I got to see (but not sleep in!) traditional beds that are just a raised mud platform (“built in furniture” for the traditional mud house) covered in a cow skin. I was given a fantastic beaded rungu to pass on to my father. I walked among gazelles, antelope, and herds of wild Zebra intermingling with the herds of grazing cows…and heard the lion’s roar (from “very far away”) in the night.

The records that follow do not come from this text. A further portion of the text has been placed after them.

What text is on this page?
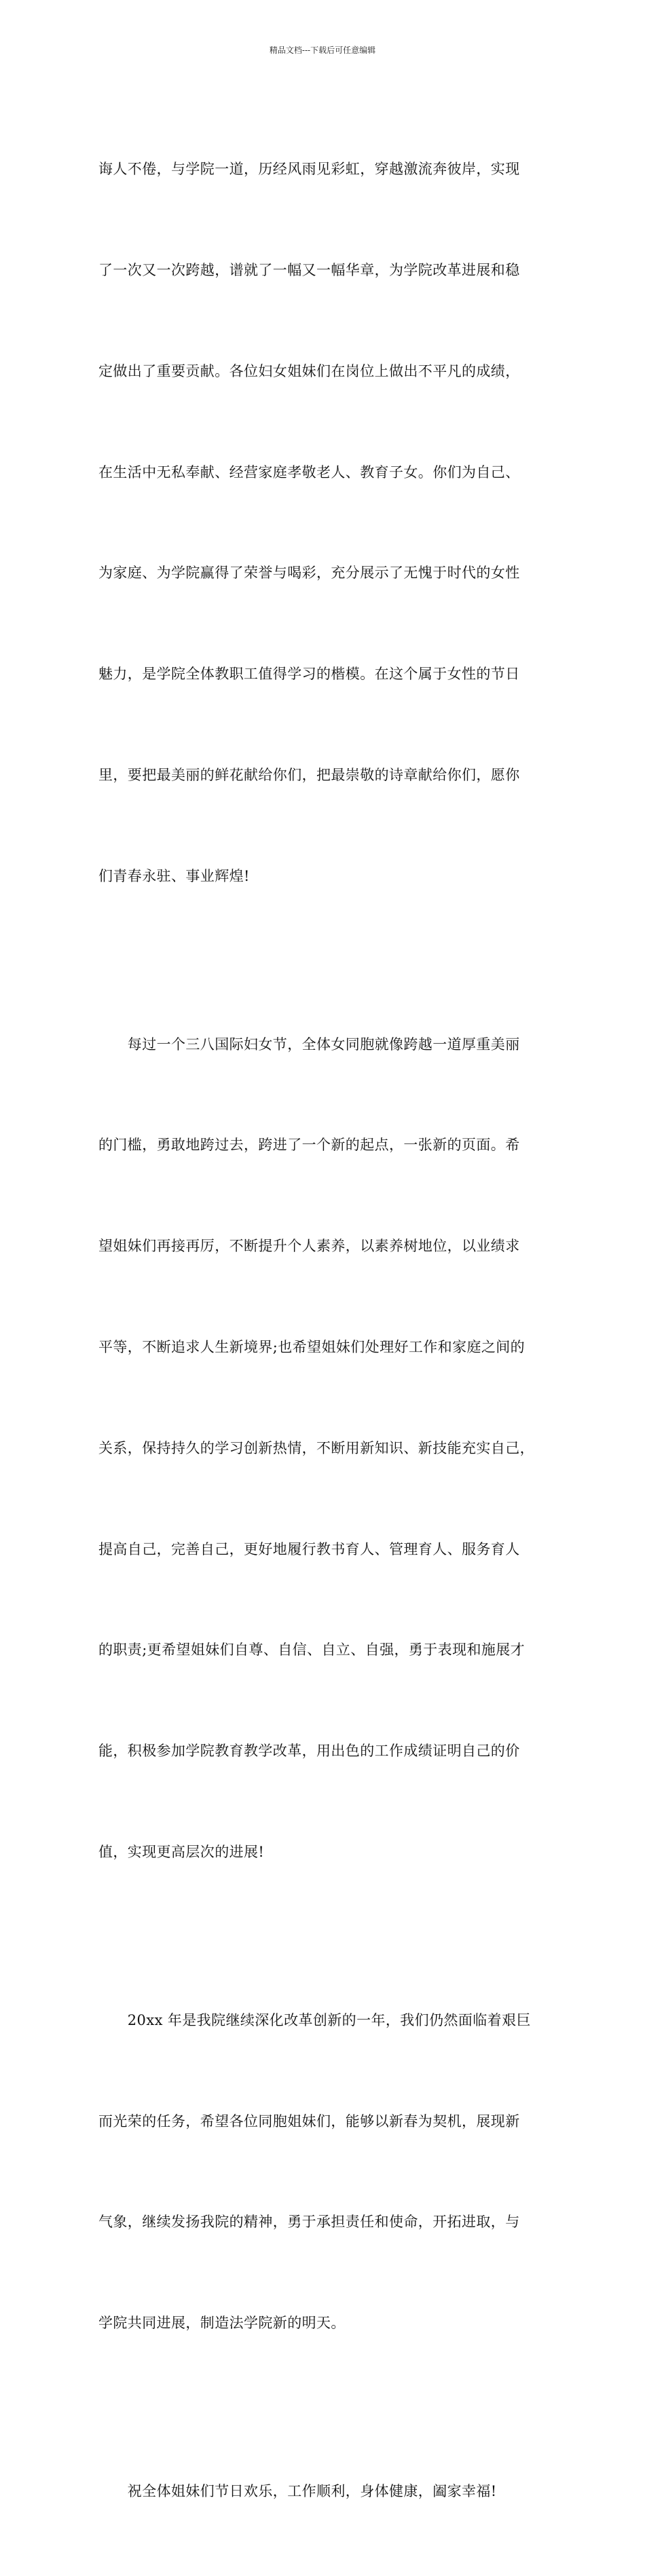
精品文档---下载后可任意编辑

诲人不倦，与学院一道，历经风雨见彩虹，穿越激流奔彼岸，实现

了一次又一次跨越，谱就了一幅又一幅华章，为学院改革进展和稳

定做出了重要贡献。各位妇女姐妹们在岗位上做出不平凡的成绩，

在生活中无私奉献、经营家庭孝敬老人、教育子女。你们为自己、

为家庭、为学院赢得了荣誉与喝彩，充分展示了无愧于时代的女性

魅力，是学院全体教职工值得学习的楷模。在这个属于女性的节日

里，要把最美丽的鲜花献给你们，把最崇敬的诗章献给你们，愿你

们青春永驻、事业辉煌!

　　每过一个三八国际妇女节，全体女同胞就像跨越一道厚重美丽

的门槛，勇敢地跨过去，跨进了一个新的起点，一张新的页面。希

望姐妹们再接再厉，不断提升个人素养，以素养树地位，以业绩求

平等，不断追求人生新境界;也希望姐妹们处理好工作和家庭之间的

关系，保持持久的学习创新热情，不断用新知识、新技能充实自己，

提高自己，完善自己，更好地履行教书育人、管理育人、服务育人

的职责;更希望姐妹们自尊、自信、自立、自强，勇于表现和施展才

能，积极参加学院教育教学改革，用出色的工作成绩证明自己的价

值，实现更高层次的进展!

　　20xx 年是我院继续深化改革创新的一年，我们仍然面临着艰巨

而光荣的任务，希望各位同胞姐妹们，能够以新春为契机，展现新

气象，继续发扬我院的精神，勇于承担责任和使命，开拓进取，与

学院共同进展，制造法学院新的明天。

　　祝全体姐妹们节日欢乐，工作顺利，身体健康，阖家幸福!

I also got to see and greet (and take tourist photos with) morans – the age set of young men who go off and live together in an isolated grouping of specifically built houses after their circumcisions. They are ostensibly training to be warriors and learning how to protect their people and their people’s cows, but they seem to spend a lot of time doing their hair, eating, and bringing in young women. It is a beautiful tradition in the beads and adornments but I don’t like what it stands for: never, ever in this culture would years of time be set aside for women to preen and make merry like the morans.
To my surprise, even Mama Kakenya said she had never been to a Maasai home quite as deep in the bush as this. I’m so lucky to have had insider access to this in my meager 2 months here, considering Mama has been here for…well, a long time. I would take a trip to Pusanki over a safari in the Mara any day – the conversations about education are so much more stimulating.